Just missed is also over
Attracting skilled employees, retaining them over the long term and developing them in line with individual career planning is more important than ever. 80 percent of the HR managers surveyed in a KPMG study are of this opinion.
Admittedly, three quarters admit that they have not yet made much progress. Particularly in industries with short deadlines, it is difficult to make progress. Personnel development, for example, often falls victim to supposedly more important issues.
But those who only make short-term personnel decisions have to dig deep into their pockets. Instead of carefully introducing talents to future tasks, an external expert has to be brought in quickly. Whether he actually proves to be the right choice is another matter.
Does e-recruiting deliver what it promises?
This risk lurks in numerous products that providers of e-recruiting solutions also use to woo customers. The promise is that advertisements can be created and distributed via the media in no time at all.
Appointments for interviews can be arranged just a few minutes after applications are received, they say. In fact, there is a lack of substance here. Anyone who does not know what they are looking for will hardly be able to recruit successfully.
Talent management cannot function without precise knowledge of the required competencies. Companies must be able to describe personnel requirements in a qualified manner and make statements about existing competencies and skills that are as precise as possible.
The PACE (Process Aligned Competence Excellence) program, which SAP launched back in 2001, is worth mentioning here. The goal was to define roles for process-oriented consulting as precisely as possible and to analyze existing skills in the company and at partners.

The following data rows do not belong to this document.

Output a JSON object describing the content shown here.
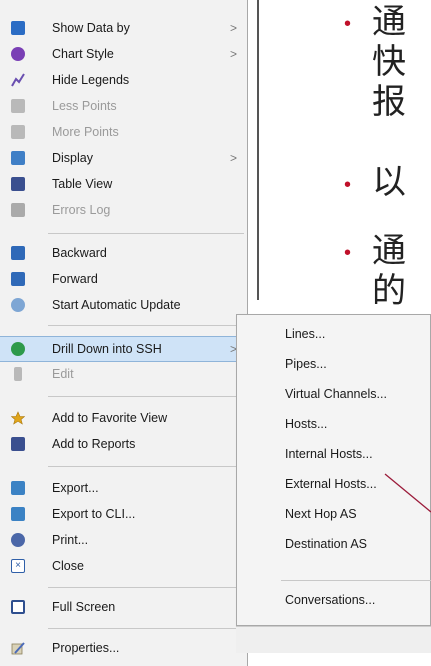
{
  "slide": {
    "bullets": [
      {
        "lines": [
          "通",
          "快",
          "报"
        ]
      },
      {
        "lines": [
          "以"
        ]
      },
      {
        "lines": [
          "通",
          "的"
        ]
      }
    ],
    "accent_color": "#c0102a",
    "callout_color": "#9b1b3a"
  },
  "menu": {
    "items": [
      {
        "label": "Show Data by",
        "icon": "show-data-icon",
        "submenu": true,
        "disabled": false
      },
      {
        "label": "Chart Style",
        "icon": "chart-style-icon",
        "submenu": true,
        "disabled": false
      },
      {
        "label": "Hide Legends",
        "icon": "hide-legends-icon",
        "submenu": false,
        "disabled": false
      },
      {
        "label": "Less Points",
        "icon": "less-points-icon",
        "submenu": false,
        "disabled": true
      },
      {
        "label": "More Points",
        "icon": "more-points-icon",
        "submenu": false,
        "disabled": true
      },
      {
        "label": "Display",
        "icon": "display-icon",
        "submenu": true,
        "disabled": false
      },
      {
        "label": "Table View",
        "icon": "table-view-icon",
        "submenu": false,
        "disabled": false
      },
      {
        "label": "Errors Log",
        "icon": "errors-log-icon",
        "submenu": false,
        "disabled": true
      },
      {
        "label": "Backward",
        "icon": "backward-icon",
        "submenu": false,
        "disabled": false
      },
      {
        "label": "Forward",
        "icon": "forward-icon",
        "submenu": false,
        "disabled": false
      },
      {
        "label": "Start Automatic Update",
        "icon": "auto-update-icon",
        "submenu": false,
        "disabled": false
      },
      {
        "label": "Drill Down into SSH",
        "icon": "drill-down-icon",
        "submenu": true,
        "disabled": false,
        "highlighted": true
      },
      {
        "label": "Edit",
        "icon": "edit-icon",
        "submenu": false,
        "disabled": true
      },
      {
        "label": "Add to Favorite View",
        "icon": "favorite-icon",
        "submenu": false,
        "disabled": false
      },
      {
        "label": "Add to Reports",
        "icon": "reports-icon",
        "submenu": false,
        "disabled": false
      },
      {
        "label": "Export...",
        "icon": "export-icon",
        "submenu": false,
        "disabled": false
      },
      {
        "label": "Export to CLI...",
        "icon": "export-cli-icon",
        "submenu": false,
        "disabled": false
      },
      {
        "label": "Print...",
        "icon": "print-icon",
        "submenu": false,
        "disabled": false
      },
      {
        "label": "Close",
        "icon": "close-icon",
        "submenu": false,
        "disabled": false
      },
      {
        "label": "Full Screen",
        "icon": "full-screen-icon",
        "submenu": false,
        "disabled": false
      },
      {
        "label": "Properties...",
        "icon": "properties-icon",
        "submenu": false,
        "disabled": false
      }
    ],
    "highlight_color": "#cfe3f7"
  },
  "submenu": {
    "items": [
      {
        "label": "Lines..."
      },
      {
        "label": "Pipes..."
      },
      {
        "label": "Virtual Channels..."
      },
      {
        "label": "Hosts..."
      },
      {
        "label": "Internal Hosts..."
      },
      {
        "label": "External Hosts..."
      },
      {
        "label": "Next Hop AS"
      },
      {
        "label": "Destination AS"
      },
      {
        "label": "Conversations..."
      }
    ]
  }
}
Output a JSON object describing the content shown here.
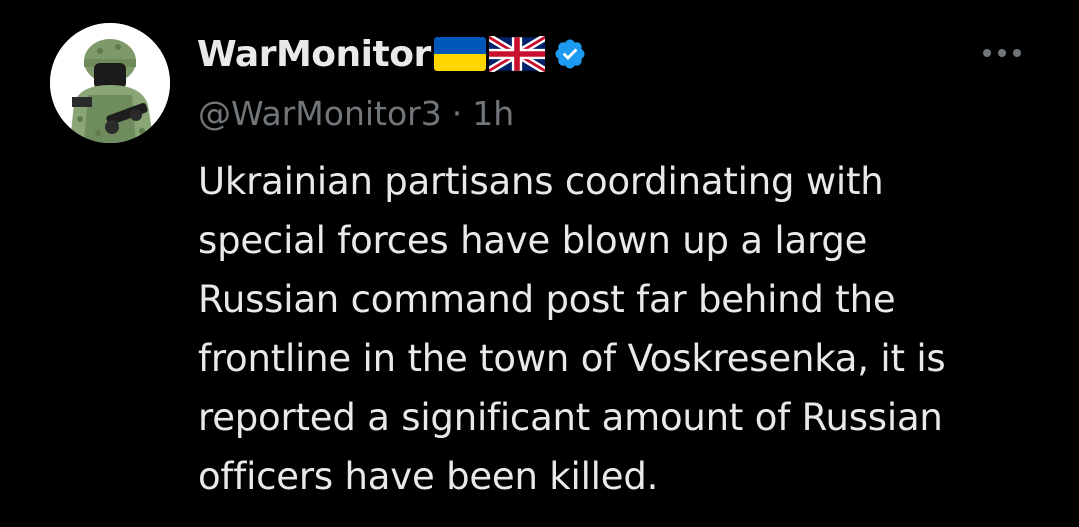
{
  "account": {
    "display_name": "WarMonitor",
    "handle": "@WarMonitor3",
    "separator": "·",
    "time": "1h",
    "flags": [
      "ukraine-flag-icon",
      "uk-flag-icon"
    ],
    "verified_icon": "verified-badge-icon",
    "avatar_icon": "soldier-avatar-icon"
  },
  "menu": {
    "more_icon": "more-options-icon"
  },
  "tweet": {
    "lines": [
      "Ukrainian partisans coordinating with",
      "special forces have blown up a large",
      "Russian command post far behind the",
      "frontline in the town of Voskresenka, it is",
      "reported a significant amount of Russian",
      "officers have been killed."
    ]
  },
  "colors": {
    "background": "#000000",
    "primary_text": "#e7e9ea",
    "secondary_text": "#71767b",
    "verified_blue": "#1d9bf0",
    "ukraine_blue": "#0057b7",
    "ukraine_yellow": "#ffd700"
  }
}
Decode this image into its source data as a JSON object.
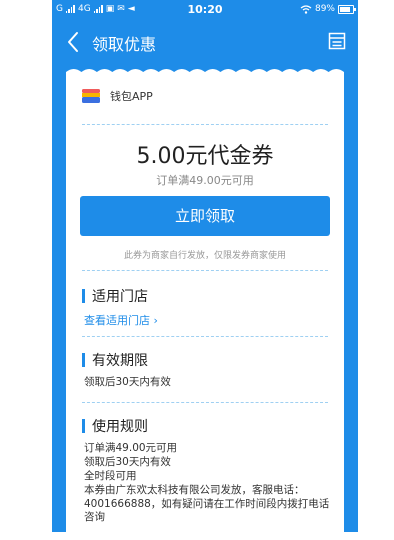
{
  "status_bar": {
    "carrier_left": "G",
    "carrier_mid": "4G",
    "time": "10:20",
    "battery_pct": "89%"
  },
  "header": {
    "back_icon": "chevron-left-icon",
    "title": "领取优惠",
    "menu_icon": "list-icon"
  },
  "coupon": {
    "app_name": "钱包APP",
    "amount": "5.00元代金券",
    "condition": "订单满49.00元可用",
    "claim_button": "立即领取",
    "issuer_note": "此券为商家自行发放，仅限发券商家使用"
  },
  "stores": {
    "title": "适用门店",
    "link": "查看适用门店 ›"
  },
  "validity": {
    "title": "有效期限",
    "text": "领取后30天内有效"
  },
  "rules": {
    "title": "使用规则",
    "lines": [
      "订单满49.00元可用",
      "领取后30天内有效",
      "全时段可用",
      "本券由广东欢太科技有限公司发放，客服电话：4001666888，如有疑问请在工作时间段内拨打电话咨询"
    ]
  },
  "colors": {
    "brand_blue": "#1e8ce8",
    "card_bg": "#ffffff"
  }
}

The German University for Continuing Education (DUW) also emphasizes the importance of competency-related information for successful talent management. It advises competency catalogs that define competency profiles for individual jobs and roles, but also interview guidelines and behavioral indicators to determine competencies in applicants.
As the researchers criticize, competency and talent management in practice is hardly strategically oriented and the IT programs used for this purpose are only marginally evaluable and adaptable.
Quality poor
This brings us to the core problem. Many solutions that supposedly support companies in talent management lack quality. Yet there is a great deal of potential in the use of IT.
If processes and IT solutions are dovetailed in line with requirements, time-to-hire and cost-per-hire can be significantly reduced when filling vacancies - whether with internal or external staff.
The ability to leverage such potential is also the hallmark of our proprietary development, HCM4all. It stands for competence-based human capital management and combines many years of experience in HR consulting in the SAP environment with the use of modern cloud technology.
The linchpin of the e-recruiting solution is predefined, cross-divisional competency profiles for over 100 roles. They make it easier for users to create a requirements profile for an SAP architect, for example, because the relevant core competencies are already stored.
In order to define competencies and skills realistically, the solution allows weighting according to "must-haves" and "nice-to-haves". In practice, this is often done carelessly. If you take a closer look, the candidate should actually have more important qualifications than required.
When defining must-have and should-have criteria, HR and IT can exchange views on the solution to reach agreement on the actual qualifications required.
The solution also enables headhunters to enter candidates directly into the system and assess their skills. Applicants can also log in to assess themselves on the basis of defined mandatory and target competencies. The matching technology immediately shows how closely requirements and self-assessment match.
Ultimately, the solution also has internal application potential. It not only supports the development of talent pools, but also records and evaluates employee competencies. Together with their superiors, they can verify the competencies recorded there and expand them through targeted qualification measures.